I do believe it IS a crooked deal.
They want Dish and Cable to pay the same as DirecTV, but they are not giving them all the they are giving to DirecTV for the price, and this is partial ownership of the upcoming MLB Baseball Channel.
Why should other companies pay the same as DirecTV but not get all the same perks that DirecTV is getting?
Is that similar to the Comcast/Cox/TWC demand that Dish and DirecTV pay for each "digital" subscriber to receive InHD, knowing that the two DBS companies were all digital and the cable cos were then at about 10% digital?
That would have meant Dish and DirecTV would have (together) paid more than five times as much for InHD as the cable companies -- (which of course owned it and weren't offering a share of the ownership pie). As I understand it, both DirecTV and Dish were willing to pay the same per sub rate as the cablecos as long as it was per HD sub. Cable refused the deal.
But Comcast/Cox,TWC want us to forget all that.
The big companies (all of them) just whine and moan and bring up straw men at every chance. Ownership has nothing to do with the deal regarding the financials.

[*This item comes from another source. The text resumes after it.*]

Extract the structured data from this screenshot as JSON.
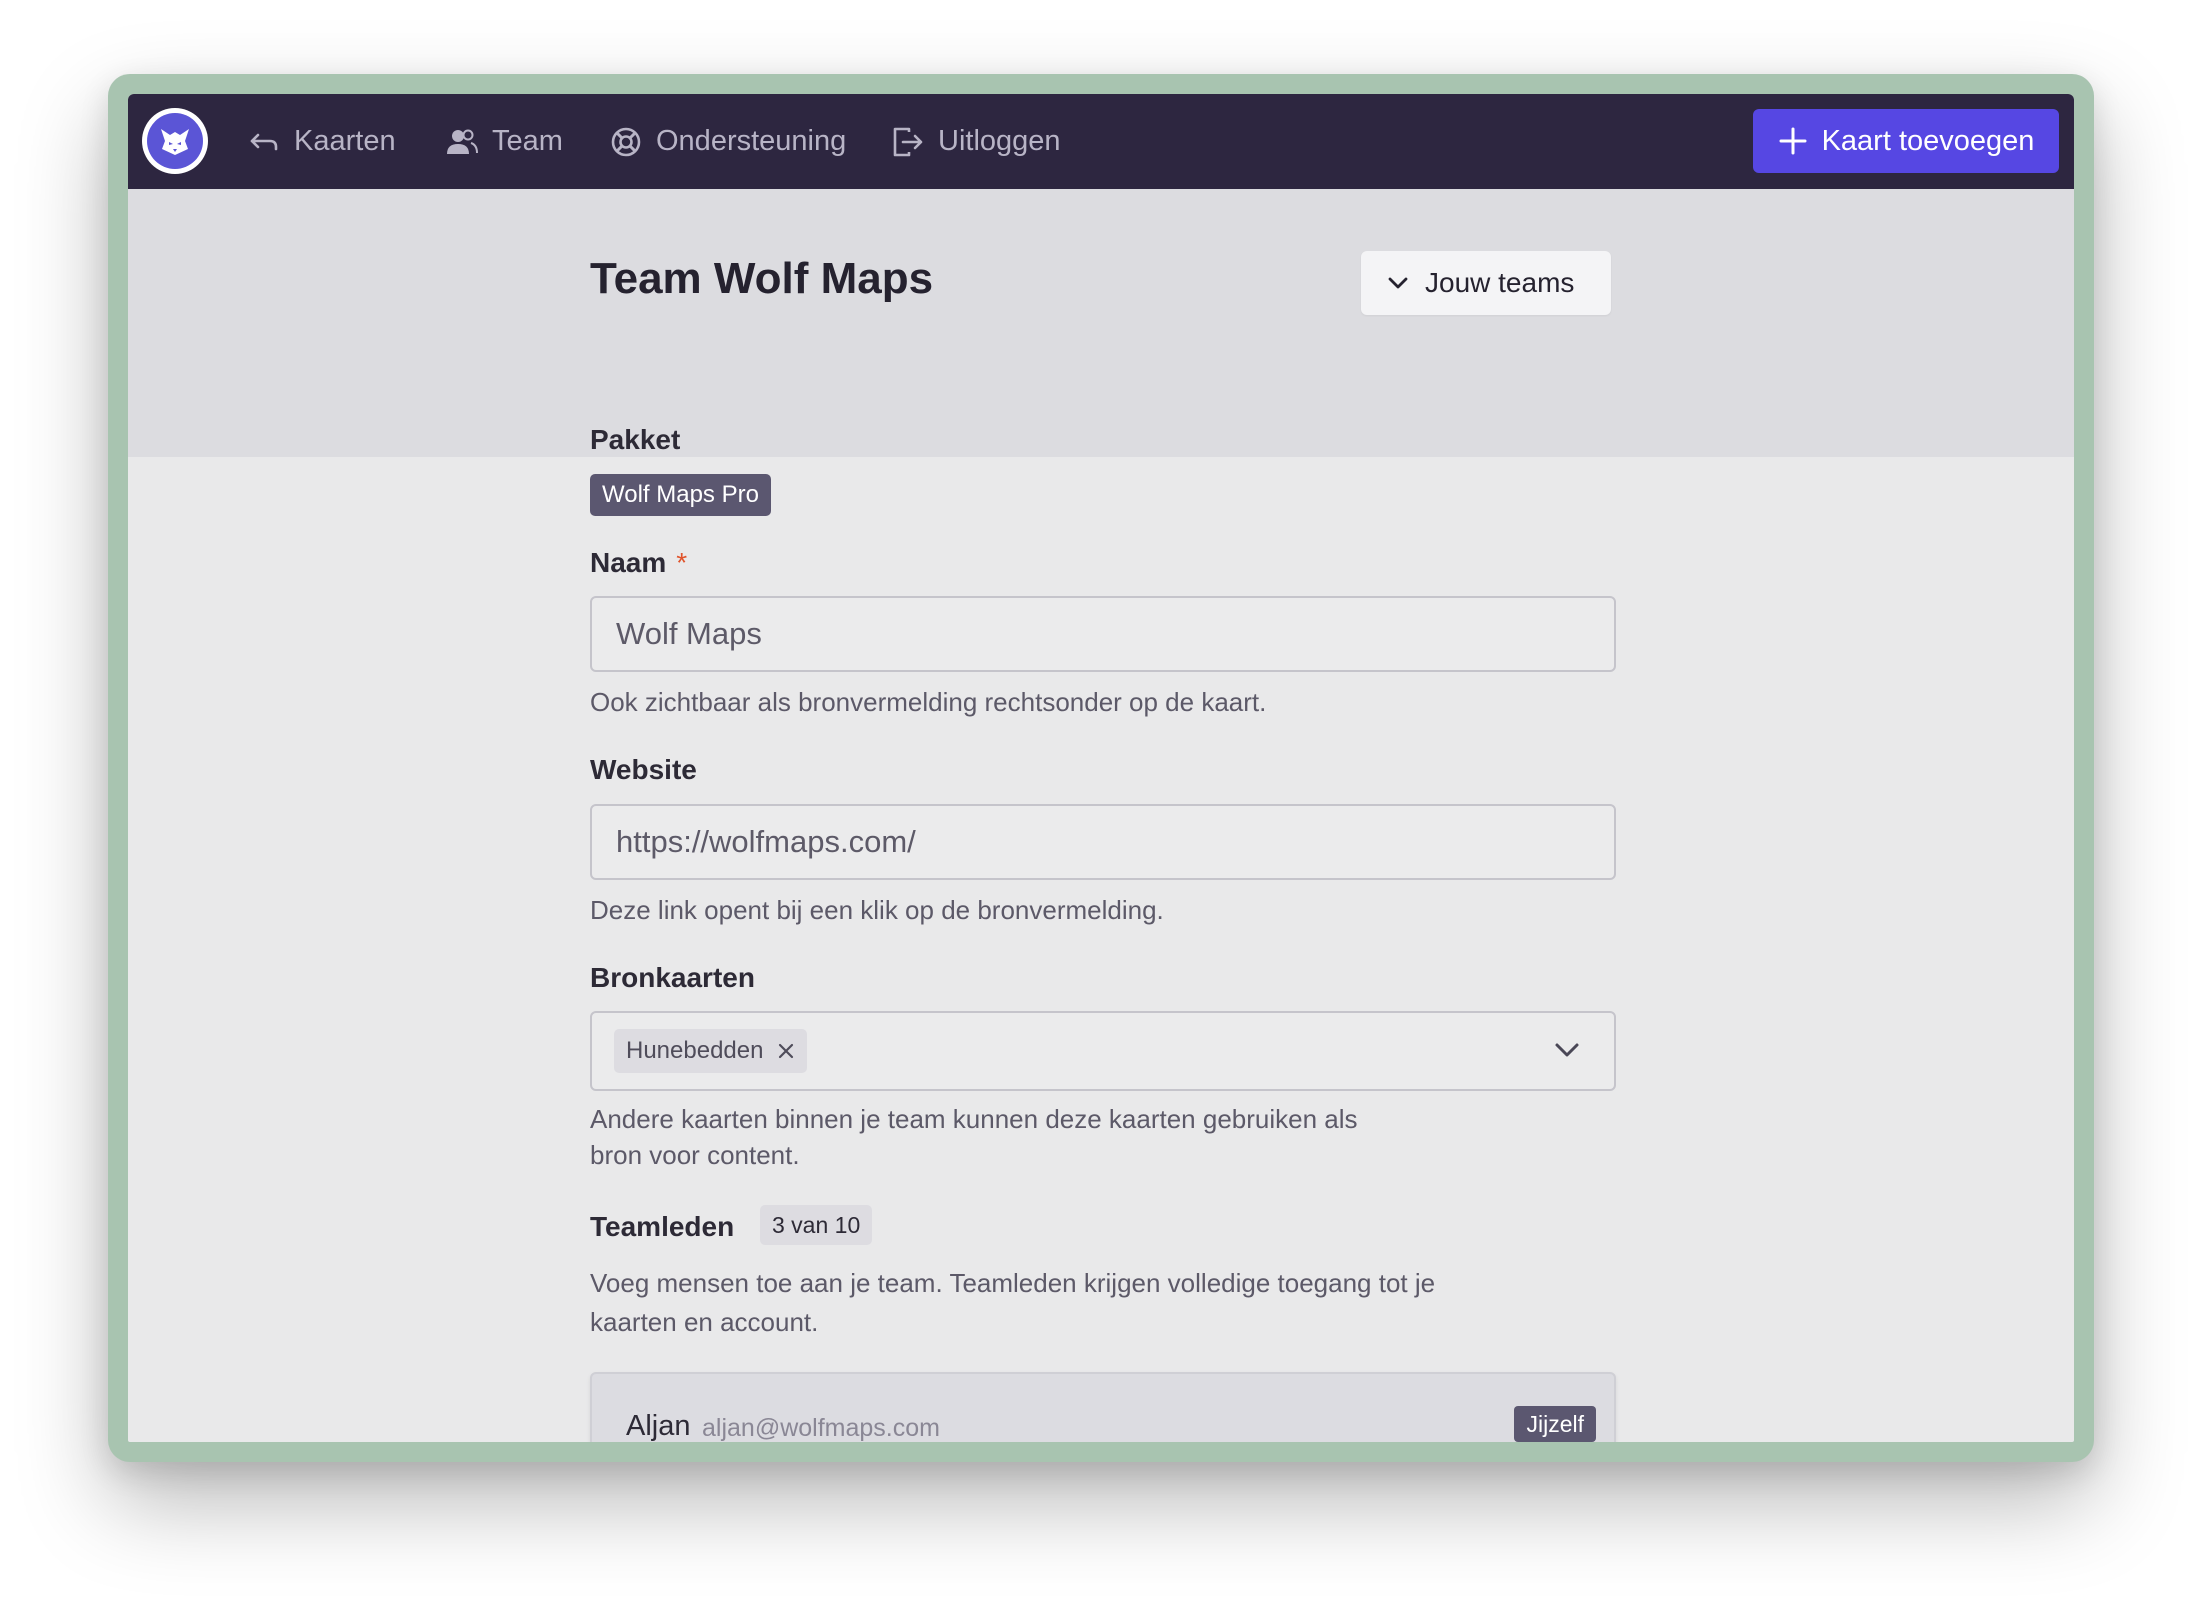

No one demanded an ownership of ESPN (or even the NFL Network). This is a bogus argument from the start. DirecTV is paying its money up front, no matter the number of subs, and is guaranteeing all subs get the Baseball Channel. DirecTV has a track record with MLB regarding EI. It has promoted MLB-EI very aggressively and has six times as many EI subs as Dish -- and more than the inHD constortium -- even though they have 50 million subs.
InDemand is saying it will pay on a subscriber basis and offer a similar number of homes as DirecTV -- or about a third of the Comcast/Cox/TWC subs. Doesn't sound similar to me at all.